Et l’auteur d’ajouter en note complémentaire (p. 367) : « Le Monde des livres, 16 novembre 1968. A noter qu’en décembre 1968, ledit institut annonce la parution aux « Éditions de l’institut Micberth » du livre d’Alain Camille, Pamphlets indignes ou comment devenir le troisième trou du cul de Céline, avec la « préface d’un Juif », le livre était annoncé comme « Pamphlets d’une rare dureté, crus et cuits, pour un nouveau racisme et une belle société ». Tout un programme ! »

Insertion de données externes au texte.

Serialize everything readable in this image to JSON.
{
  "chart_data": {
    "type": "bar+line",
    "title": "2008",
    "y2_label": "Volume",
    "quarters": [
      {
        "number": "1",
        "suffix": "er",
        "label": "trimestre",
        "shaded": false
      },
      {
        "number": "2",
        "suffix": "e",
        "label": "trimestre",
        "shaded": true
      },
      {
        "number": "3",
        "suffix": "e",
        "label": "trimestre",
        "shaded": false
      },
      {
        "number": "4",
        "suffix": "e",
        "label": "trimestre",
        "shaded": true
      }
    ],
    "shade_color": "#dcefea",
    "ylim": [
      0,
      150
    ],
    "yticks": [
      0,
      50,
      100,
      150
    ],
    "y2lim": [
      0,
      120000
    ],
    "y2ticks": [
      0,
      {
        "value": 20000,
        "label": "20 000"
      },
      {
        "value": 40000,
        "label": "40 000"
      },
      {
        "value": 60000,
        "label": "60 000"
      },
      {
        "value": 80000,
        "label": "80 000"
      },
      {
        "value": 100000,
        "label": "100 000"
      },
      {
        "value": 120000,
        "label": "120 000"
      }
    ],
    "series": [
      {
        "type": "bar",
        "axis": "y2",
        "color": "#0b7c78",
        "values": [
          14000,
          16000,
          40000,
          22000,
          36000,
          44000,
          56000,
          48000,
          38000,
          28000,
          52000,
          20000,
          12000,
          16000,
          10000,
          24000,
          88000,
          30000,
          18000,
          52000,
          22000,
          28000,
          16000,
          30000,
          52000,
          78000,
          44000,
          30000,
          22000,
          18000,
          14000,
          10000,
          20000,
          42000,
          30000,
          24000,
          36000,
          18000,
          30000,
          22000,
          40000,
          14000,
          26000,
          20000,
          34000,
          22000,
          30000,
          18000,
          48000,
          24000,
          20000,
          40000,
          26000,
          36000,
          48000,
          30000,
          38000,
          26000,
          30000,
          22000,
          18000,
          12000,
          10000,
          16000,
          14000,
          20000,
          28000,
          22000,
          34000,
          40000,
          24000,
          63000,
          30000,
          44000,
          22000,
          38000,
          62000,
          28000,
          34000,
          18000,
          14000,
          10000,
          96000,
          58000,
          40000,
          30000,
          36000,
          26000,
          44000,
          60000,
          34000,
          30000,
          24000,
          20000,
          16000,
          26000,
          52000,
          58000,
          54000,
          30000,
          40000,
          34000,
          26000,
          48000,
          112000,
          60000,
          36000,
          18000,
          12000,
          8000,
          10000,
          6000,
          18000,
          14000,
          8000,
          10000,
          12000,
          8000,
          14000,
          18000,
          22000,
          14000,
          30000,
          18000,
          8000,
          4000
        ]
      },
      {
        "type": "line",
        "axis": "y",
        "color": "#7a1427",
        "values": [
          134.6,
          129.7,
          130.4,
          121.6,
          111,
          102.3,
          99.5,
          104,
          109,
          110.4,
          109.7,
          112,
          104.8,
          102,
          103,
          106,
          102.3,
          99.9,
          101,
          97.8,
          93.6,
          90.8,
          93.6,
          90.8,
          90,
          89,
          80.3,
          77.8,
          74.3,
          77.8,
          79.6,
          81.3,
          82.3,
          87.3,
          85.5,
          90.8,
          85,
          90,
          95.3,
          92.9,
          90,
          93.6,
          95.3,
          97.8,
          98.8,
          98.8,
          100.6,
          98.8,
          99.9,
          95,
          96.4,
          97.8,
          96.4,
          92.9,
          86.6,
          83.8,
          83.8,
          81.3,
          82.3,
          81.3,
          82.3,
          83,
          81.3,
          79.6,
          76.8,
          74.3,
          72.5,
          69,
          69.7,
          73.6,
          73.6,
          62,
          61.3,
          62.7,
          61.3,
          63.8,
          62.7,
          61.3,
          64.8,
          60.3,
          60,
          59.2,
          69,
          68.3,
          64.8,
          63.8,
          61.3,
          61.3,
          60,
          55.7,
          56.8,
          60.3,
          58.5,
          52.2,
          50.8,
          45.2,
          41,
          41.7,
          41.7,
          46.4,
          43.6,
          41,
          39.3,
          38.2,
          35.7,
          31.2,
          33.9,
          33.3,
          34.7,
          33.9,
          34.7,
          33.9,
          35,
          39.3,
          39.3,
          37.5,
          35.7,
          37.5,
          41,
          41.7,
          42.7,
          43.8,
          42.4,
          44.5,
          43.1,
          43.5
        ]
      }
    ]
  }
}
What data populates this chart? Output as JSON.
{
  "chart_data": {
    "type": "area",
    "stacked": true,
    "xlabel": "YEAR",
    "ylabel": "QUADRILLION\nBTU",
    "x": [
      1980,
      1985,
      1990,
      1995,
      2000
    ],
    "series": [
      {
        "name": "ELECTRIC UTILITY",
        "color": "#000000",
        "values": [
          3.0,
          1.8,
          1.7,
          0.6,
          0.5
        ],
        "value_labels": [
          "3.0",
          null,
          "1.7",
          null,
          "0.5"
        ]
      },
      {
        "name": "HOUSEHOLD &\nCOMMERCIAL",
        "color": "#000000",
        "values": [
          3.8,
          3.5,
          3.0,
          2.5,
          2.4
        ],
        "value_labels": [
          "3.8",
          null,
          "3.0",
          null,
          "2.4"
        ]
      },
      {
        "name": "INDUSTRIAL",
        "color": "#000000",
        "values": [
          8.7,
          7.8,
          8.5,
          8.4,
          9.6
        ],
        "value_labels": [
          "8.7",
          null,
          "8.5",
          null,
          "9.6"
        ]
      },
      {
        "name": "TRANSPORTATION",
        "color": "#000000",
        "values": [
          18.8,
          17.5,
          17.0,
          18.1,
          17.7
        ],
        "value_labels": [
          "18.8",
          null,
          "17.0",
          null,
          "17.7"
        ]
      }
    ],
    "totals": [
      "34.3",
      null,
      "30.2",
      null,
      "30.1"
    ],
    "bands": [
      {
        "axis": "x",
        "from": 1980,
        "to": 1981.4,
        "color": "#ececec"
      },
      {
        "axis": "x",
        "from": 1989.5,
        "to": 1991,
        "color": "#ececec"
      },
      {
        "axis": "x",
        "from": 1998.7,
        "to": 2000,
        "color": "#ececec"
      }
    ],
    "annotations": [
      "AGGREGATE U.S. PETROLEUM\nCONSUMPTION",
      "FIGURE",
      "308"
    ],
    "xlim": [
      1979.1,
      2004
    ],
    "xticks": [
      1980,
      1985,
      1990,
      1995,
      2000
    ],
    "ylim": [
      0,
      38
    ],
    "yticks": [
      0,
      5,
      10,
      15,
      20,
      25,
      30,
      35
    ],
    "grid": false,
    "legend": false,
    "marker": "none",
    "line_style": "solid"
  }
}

Si l'information est totalement exacte (Bravo à David Alliot et merci à Lucette), elle appelle des précisions. Pourquoi ce prix et pourquoi l’abandon du projet en cours de route ? Le livre de David Alliot ne précise pas que Micberth rend visite à Lucette rue des Gardes, début 1969, pour lui en parler et demander son autorisation. Mme Céline a sans doute oublié cette rencontre (on ne saurait lui en vouloir). Micberth, quant à lui, a laissé un long témoignage écrit sur ces quelques heures passées avec Lucette, publié dans Actual-Hebdo en 1973, sous le titre : « Lili ! ». J’en donne ici un extrait, afin d'expliquer le pourquoi du comment.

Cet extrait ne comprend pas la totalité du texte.